Senin, 29 April 2013

Aku Masih Menunggu

/1/

Sebenarnya aku ingin mengajakmu ngobrol panjang malam ini. Duduk santai di beranda sambil menyeruput nikmat secangkir kopi bersama rembulan dan kunang-kunang. Harusnya hujan sore tadi telah mengantarmu bersama Kijang tua yang pernah kita beli berdua. Namun hingga pertandingan bola tengah malam datang menyapa, kau tak juga tiba. Dalam hati aku mulai bertanya perihal kenangan yang mungkin saja kembali membawa kembaramu menjauh dariku.

/2/

Saat suatu senja dulu, kita pernah berjalan di tepian laut berdua. Menyusuri pepasir putih yang dihiasi karang berserakan tanpa alas kaki. “Ini baik, sekalian buat terapi,” jawabmu asal saat aku mengeluh sakit karena terus menginjaki benda-benda sialan yang tajam itu. Hingga akhirnya telapak kakiku berdarah, kau hanya tersenyum malu. Sungguh, perjalanan senja ini tak lagi bisa kunikmati. Hanya tinggal ringis dan tangis yang lalu bergoyang sintal pada altar hatiku.

/3/

Apa istimewanya sebuah telaga untukmu? Mengapa kaupinta aku untuk berenang lalu menyelam sampai ke dasarnya? Apa karena di sana tempat segala rahasiamu bermuara? Apa memang di sana murninya cinta hadir sebagaimana rupanya?
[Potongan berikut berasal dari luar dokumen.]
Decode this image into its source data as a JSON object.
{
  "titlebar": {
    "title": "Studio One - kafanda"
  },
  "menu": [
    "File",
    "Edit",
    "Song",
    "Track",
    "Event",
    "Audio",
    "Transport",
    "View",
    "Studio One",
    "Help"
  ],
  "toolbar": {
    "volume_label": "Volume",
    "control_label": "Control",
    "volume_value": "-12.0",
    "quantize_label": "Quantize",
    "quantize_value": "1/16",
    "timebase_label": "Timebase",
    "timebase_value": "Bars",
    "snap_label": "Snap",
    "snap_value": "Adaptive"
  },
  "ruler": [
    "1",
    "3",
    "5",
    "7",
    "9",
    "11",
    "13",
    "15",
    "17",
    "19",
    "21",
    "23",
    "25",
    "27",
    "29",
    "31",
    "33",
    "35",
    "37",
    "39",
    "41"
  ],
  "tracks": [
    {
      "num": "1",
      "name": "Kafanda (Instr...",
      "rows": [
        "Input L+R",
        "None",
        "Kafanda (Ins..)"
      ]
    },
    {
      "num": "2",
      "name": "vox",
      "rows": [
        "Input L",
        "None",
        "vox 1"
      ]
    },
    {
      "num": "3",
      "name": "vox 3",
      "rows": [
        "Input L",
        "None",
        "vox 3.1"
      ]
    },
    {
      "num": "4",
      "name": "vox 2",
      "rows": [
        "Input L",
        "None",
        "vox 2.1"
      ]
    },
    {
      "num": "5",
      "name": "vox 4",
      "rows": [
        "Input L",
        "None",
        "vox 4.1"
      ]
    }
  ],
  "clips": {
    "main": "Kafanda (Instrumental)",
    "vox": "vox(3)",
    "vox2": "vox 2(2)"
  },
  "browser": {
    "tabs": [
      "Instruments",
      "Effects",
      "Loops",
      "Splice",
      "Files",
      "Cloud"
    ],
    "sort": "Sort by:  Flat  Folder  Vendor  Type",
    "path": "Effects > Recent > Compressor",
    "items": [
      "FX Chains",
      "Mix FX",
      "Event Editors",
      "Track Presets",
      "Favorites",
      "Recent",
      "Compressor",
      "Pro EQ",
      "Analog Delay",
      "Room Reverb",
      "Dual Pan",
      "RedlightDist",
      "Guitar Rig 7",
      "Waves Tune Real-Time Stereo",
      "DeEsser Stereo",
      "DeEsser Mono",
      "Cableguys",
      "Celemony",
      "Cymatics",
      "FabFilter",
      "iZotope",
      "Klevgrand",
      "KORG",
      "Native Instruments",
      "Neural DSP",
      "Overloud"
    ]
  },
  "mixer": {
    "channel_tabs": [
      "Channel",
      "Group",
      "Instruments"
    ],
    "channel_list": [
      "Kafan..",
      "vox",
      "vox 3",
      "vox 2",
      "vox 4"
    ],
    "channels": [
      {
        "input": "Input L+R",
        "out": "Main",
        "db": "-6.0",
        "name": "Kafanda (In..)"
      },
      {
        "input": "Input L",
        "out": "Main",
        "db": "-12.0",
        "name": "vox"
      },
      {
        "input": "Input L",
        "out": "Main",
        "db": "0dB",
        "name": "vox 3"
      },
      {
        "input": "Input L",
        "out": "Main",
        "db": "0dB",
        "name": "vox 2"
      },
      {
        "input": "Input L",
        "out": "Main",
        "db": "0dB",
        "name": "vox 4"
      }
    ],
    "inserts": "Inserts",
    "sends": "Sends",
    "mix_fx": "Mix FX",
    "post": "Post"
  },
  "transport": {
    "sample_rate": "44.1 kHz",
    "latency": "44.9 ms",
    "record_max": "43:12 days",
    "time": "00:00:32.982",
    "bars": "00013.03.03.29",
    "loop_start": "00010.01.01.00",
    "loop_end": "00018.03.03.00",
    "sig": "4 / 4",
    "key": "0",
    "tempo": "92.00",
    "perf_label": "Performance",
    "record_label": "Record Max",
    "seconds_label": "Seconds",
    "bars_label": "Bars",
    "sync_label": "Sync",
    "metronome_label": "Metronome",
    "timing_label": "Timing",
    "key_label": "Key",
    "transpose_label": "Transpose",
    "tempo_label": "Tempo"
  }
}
Atau mungkin memang di sana akhir dari segala teka, teki, serta terka yang selama ini selalu kita pertanyakan.
Sayang, hanya ada setitik cahaya di tempatku berdiri saat ini. Seperti wajahmu namun bukan wajahmu. Kusebut ia batari yang lalu kureguk dan kusimpan rapi pada palka hatiku.

/4/

Foto di dompetku yang pernah jadi bukti kebersamaan kita kini telah purna dilabur kusam dan usang. Ratusan kenangan yang ikut kita abadikan di dalamnya perlahan mulai gugur seperti mawar-mawar yang jatuh melayu di pekarangan depan. Lalu apa yang masih tersisa dari segala yang habis yang musnah yang hilang dan yang tersia-siakan?
Apakah ada yang masih bisa kita nikmati dari sebentuk kesunyian?

/5/

Tubuhku telah sedari tadi tuntas dipagut gigilnya angin kelam. Tapi entah kenapa untuk sejenak aku masih ingin menunggumu. Tolong bantu aku untuk mengingat bagaimana senyum mentarimu telah menghangatkan dinginnya hatiku.
Di ujung mega, malam sepertinya tak ingin lagi hidup berdampingan dengan pagi. Aku masih menunggu dan tanpa terasa airmata mengalir di pipi.